How do I roll out SOPs across multiple locations?
Pilot at one site, fix gaps, then train and publish across the group. Use this order:
- Pick a site lead
- Train managers first
- Run a two-week trial
- Update wording based on real use
- Push the final SOP to all locations with a short training and a go live date
Don't try to implement everything, everywhere at once. That's chaos waiting to happen. The digital app is a perfect tool for multi-sited restaurants who want to save an average of eight hours weekly on SOP supervision and team performance.

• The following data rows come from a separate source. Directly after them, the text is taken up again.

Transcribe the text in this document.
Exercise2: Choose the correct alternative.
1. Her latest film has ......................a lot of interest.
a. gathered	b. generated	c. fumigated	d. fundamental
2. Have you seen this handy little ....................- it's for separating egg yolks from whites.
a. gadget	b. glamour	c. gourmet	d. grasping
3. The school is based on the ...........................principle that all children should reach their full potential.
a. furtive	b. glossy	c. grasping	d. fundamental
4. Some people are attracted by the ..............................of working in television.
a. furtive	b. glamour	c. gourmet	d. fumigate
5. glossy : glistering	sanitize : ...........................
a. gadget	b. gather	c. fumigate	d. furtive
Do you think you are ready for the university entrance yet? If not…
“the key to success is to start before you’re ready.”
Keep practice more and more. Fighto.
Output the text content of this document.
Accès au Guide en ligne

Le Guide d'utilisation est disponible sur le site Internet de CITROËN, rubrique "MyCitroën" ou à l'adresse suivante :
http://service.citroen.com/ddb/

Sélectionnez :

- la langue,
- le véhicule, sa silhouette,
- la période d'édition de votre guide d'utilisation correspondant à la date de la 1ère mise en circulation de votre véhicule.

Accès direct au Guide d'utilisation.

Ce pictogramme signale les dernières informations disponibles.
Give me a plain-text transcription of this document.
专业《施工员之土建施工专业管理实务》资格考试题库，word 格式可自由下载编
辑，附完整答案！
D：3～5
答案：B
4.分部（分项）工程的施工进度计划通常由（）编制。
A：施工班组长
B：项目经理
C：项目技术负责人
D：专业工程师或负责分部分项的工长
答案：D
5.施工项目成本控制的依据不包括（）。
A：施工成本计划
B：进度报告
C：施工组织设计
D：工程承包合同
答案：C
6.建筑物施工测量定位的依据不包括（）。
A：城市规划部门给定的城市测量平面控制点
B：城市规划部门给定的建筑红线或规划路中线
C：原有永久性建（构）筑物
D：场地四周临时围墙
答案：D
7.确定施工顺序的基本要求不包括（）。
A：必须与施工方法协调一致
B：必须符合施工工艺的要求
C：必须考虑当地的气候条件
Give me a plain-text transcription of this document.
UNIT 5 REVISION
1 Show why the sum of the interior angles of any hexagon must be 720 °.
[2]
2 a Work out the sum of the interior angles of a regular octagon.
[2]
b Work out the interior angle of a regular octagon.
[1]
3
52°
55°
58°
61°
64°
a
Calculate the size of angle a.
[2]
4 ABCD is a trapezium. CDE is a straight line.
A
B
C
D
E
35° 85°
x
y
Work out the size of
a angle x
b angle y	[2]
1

How do I measure if staff follow SOPs?
Track completion, spot check results, and review records weekly to measure if staff follow SOPs. For multi-sited restaurants, for example, any digital tool will be the easiest way to measure these things accurately. Tie each SOP to a daily log or task in your system. Do quick observations during shifts. Review exceptions and coach right away. If you're not measuring it, you can't manage it.
How do I keep SOPs current when the menu changes?
Update the affected SOPs the same day you change recipes or gear. Flag related SOPs in your menu change checklist. Edit temps, tools, or steps. Publish the new version. Archive the old one. Re-train the team during pre-shift. Make it part of your menu change process, not an afterthought.
Who owns SOP training for new hires?
The hiring manager leads training and the shift lead verifies use on day one. Give new staff the SOPs they will use. Walk the steps on the station. Have them perform the task while you observe. Sign off only when they can do it without prompts. Don't rush this part.
How should I handle SOPs in multiple languages?
Publish each SOP in the languages your team reads fluently. Keep a single master in English. Translate approved versions (e.g., to Spanish) if necessary. Use photos or short videos to support key steps. Place the right version at each station. Language barriers shouldn't be safety barriers.
Are SOPs required by law in the US, Canada, and the UK?
There's no single law that says "write an SOP" yet food codes expect written procedures for safe handling and records. Health agencies look for documented steps for temps, hygiene, cleaning, allergens, and traceability. Written SOPs are the clearest way to show you meet those rules.
What makes an SOP easy for line staff to use during rush?
Short steps, clear verbs, bold critical limits, and a matching station checklist. Put the must not miss items in bold like cook to 165 F. Keep sentences short. Use the same order as the work happens on the line. If they can't use it during rush, they won't use it at all.